Startseite › Foren › Das Radio-Forum › Roots. Mit Wolfgang Doebeling › 17.01.2016 › Re: 17.01.2016
Bowie war in Berlin ein wandelnder Widerspruch. Einerseits wollte er unsichtbar sein, andererseits erkannte man ihn schon aus 50m Entfernung, weil er so ostentativ „incognito“ war, den Mantelkragen hochgeschlagen, den Hut tief ins Gesicht gezogen, den Blick fest aufs Pflaster geheftet. Auch im Plattenladen verbarg er sein Antlitz, aber als er wieder draußen war, wollten alle Kunden wissen: „Was hat Bowie gekauft?“. Und warum war er Stamm- und Stargast ausgerechnet im „Dschungel“, einer schnöden Schicki-Micki-Diskothek mit Türsteher neben dem KaDeWe, wo nur lausige Musik lief, wenn er doch anonymer Privatier sein wollte?

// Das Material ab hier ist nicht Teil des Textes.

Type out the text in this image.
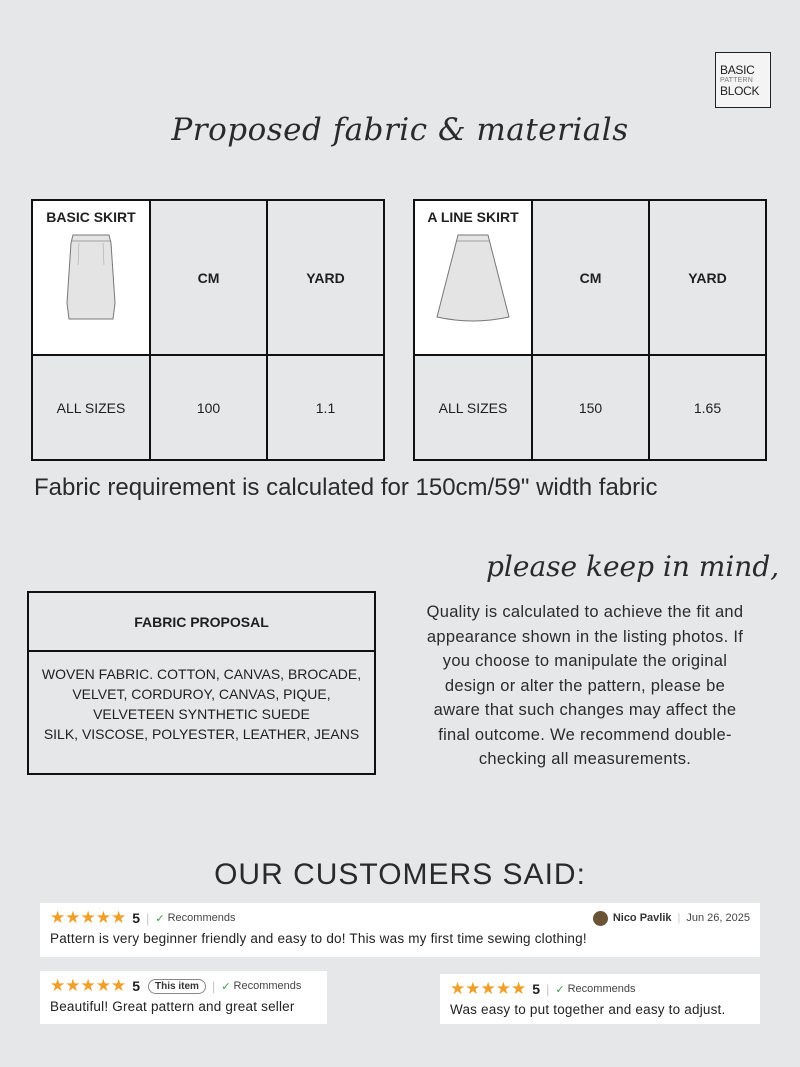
BASIC
PATTERN
BLOCK
Proposed fabric & materials
BASIC SKIRT	CM	YARD
ALL SIZES	100	1.1
A LINE SKIRT	CM	YARD
ALL SIZES	150	1.65
Fabric requirement is calculated for 150cm/59" width fabric
please keep in mind,
FABRIC PROPOSAL
WOVEN FABRIC. COTTON, CANVAS, BROCADE,
VELVET, CORDUROY, CANVAS, PIQUE,
VELVETEEN SYNTHETIC SUEDE
SILK, VISCOSE, POLYESTER, LEATHER, JEANS
Quality is calculated to achieve the fit and
appearance shown in the listing photos. If
you choose to manipulate the original
design or alter the pattern, please be
aware that such changes may affect the
final outcome. We recommend double-
checking all measurements.
OUR CUSTOMERS SAID:
★★★★★ 5 | ✓ Recommends	Nico Pavlik | Jun 26, 2025
Pattern is very beginner friendly and easy to do! This was my first time sewing clothing!
★★★★★ 5	This item	| ✓ Recommends
Beautiful! Great pattern and great seller
★★★★★ 5 | ✓ Recommends
Was easy to put together and easy to adjust.
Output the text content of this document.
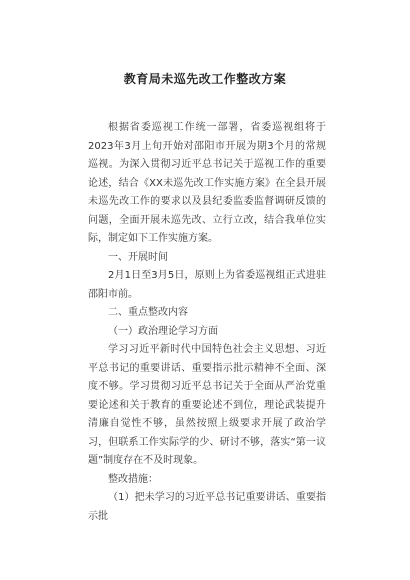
教育局未巡先改工作整改方案

根据省委巡视工作统一部署，省委巡视组将于2023年3月上旬开始对邵阳市开展为期3个月的常规巡视。为深入贯彻习近平总书记关于巡视工作的重要论述，结合《XX未巡先改工作实施方案》在全县开展未巡先改工作的要求以及县纪委监委监督调研反馈的问题，全面开展未巡先改、立行立改，结合我单位实际，制定如下工作实施方案。

一、开展时间

2月1日至3月5日，原则上为省委巡视组正式进驻邵阳市前。

二、重点整改内容

（一）政治理论学习方面

学习习近平新时代中国特色社会主义思想、习近平总书记的重要讲话、重要指示批示精神不全面、深度不够。学习贯彻习近平总书记关于全面从严治党重要论述和关于教育的重要论述不到位，理论武装提升清廉自觉性不够，虽然按照上级要求开展了政治学习，但联系工作实际学的少、研讨不够，落实“第一议题”制度存在不及时现象。

整改措施：

（1）把未学习的习近平总书记重要讲话、重要指示批
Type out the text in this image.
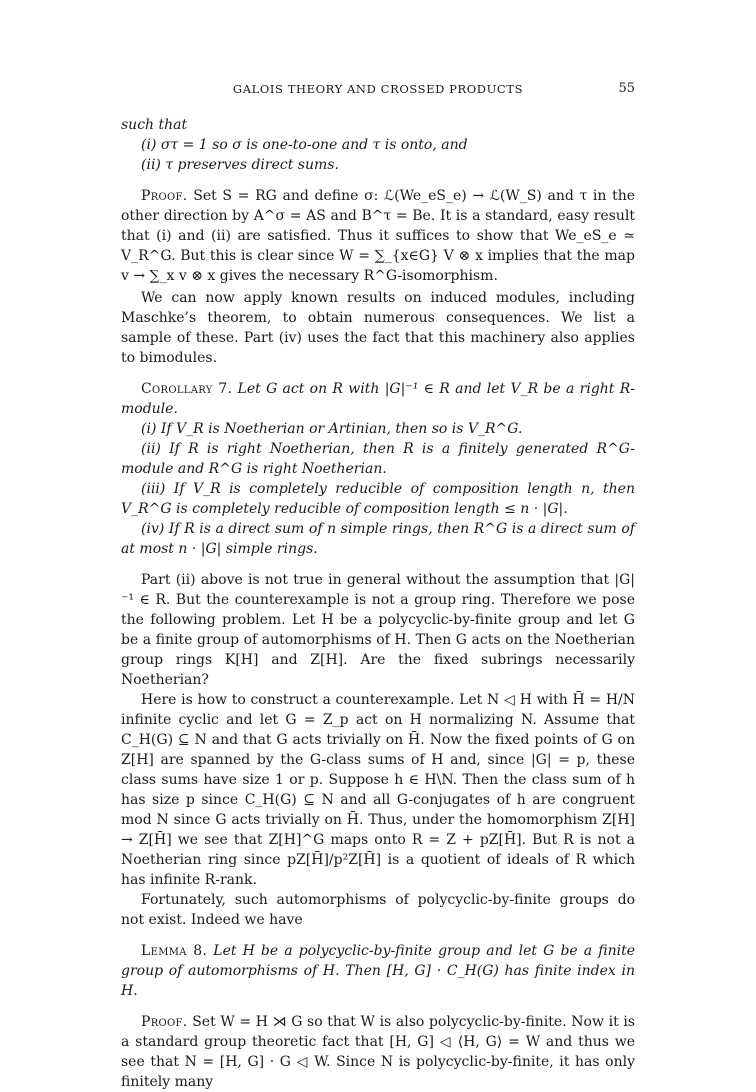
GALOIS THEORY AND CROSSED PRODUCTS	55

such that

(i) στ = 1 so σ is one-to-one and τ is onto, and

(ii) τ preserves direct sums.

Proof. Set S = RG and define σ: ℒ(We_eS_e) → ℒ(W_S) and τ in the other direction by A^σ = AS and B^τ = Be. It is a standard, easy result that (i) and (ii) are satisfied. Thus it suffices to show that We_eS_e ≃ V_R^G. But this is clear since W = ∑_{x∈G} V ⊗ x implies that the map v → ∑_x v ⊗ x gives the necessary R^G-isomorphism.

We can now apply known results on induced modules, including Maschke’s theorem, to obtain numerous consequences. We list a sample of these. Part (iv) uses the fact that this machinery also applies to bimodules.

Corollary 7. Let G act on R with |G|⁻¹ ∈ R and let V_R be a right R-module.

(i) If V_R is Noetherian or Artinian, then so is V_R^G.

(ii) If R is right Noetherian, then R is a finitely generated R^G-module and R^G is right Noetherian.

(iii) If V_R is completely reducible of composition length n, then V_R^G is completely reducible of composition length ≤ n · |G|.

(iv) If R is a direct sum of n simple rings, then R^G is a direct sum of at most n · |G| simple rings.

Part (ii) above is not true in general without the assumption that |G|⁻¹ ∈ R. But the counterexample is not a group ring. Therefore we pose the following problem. Let H be a polycyclic-by-finite group and let G be a finite group of automorphisms of H. Then G acts on the Noetherian group rings K[H] and Z[H]. Are the fixed subrings necessarily Noetherian?

Here is how to construct a counterexample. Let N ◁ H with H̄ = H/N infinite cyclic and let G = Z_p act on H normalizing N. Assume that C_H(G) ⊆ N and that G acts trivially on H̄. Now the fixed points of G on Z[H] are spanned by the G-class sums of H and, since |G| = p, these class sums have size 1 or p. Suppose h ∈ H\N. Then the class sum of h has size p since C_H(G) ⊆ N and all G-conjugates of h are congruent mod N since G acts trivially on H̄. Thus, under the homomorphism Z[H] → Z[H̄] we see that Z[H]^G maps onto R = Z + pZ[H̄]. But R is not a Noetherian ring since pZ[H̄]/p²Z[H̄] is a quotient of ideals of R which has infinite R-rank.

Fortunately, such automorphisms of polycyclic-by-finite groups do not exist. Indeed we have

Lemma 8. Let H be a polycyclic-by-finite group and let G be a finite group of automorphisms of H. Then [H, G] · C_H(G) has finite index in H.

Proof. Set W = H ⋊ G so that W is also polycyclic-by-finite. Now it is a standard group theoretic fact that [H, G] ◁ ⟨H, G⟩ = W and thus we see that N = [H, G] · G ◁ W. Since N is polycyclic-by-finite, it has only finitely many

Ins Gespräch kamen wir seinerzeit nie, mir kam seine London-Flucht ohnehin äußerst merkwürdig vor, denn ich versuchte ja, so oft wie möglich nach London zu kommen. Immerhin passierte dort in diesen Jahren (nicht nur) musikalisch unheimlich viel, es war eine verdammt aufregende Zeit. In London. Berlin war dagegen von erschreckender Ereignislosgkeit, Punk passierte hier erst mit erheblicher Verspätung und dann als Travestie. Ich sprach mit Bowie darüber erst im März 1983, in London. Er habe Punk eh nicht viel abgewinnen können, sagte er. Kein Wunder, er hat Punk verpasst, allenfalls aus der Ferne mitbekommen. In Berlin.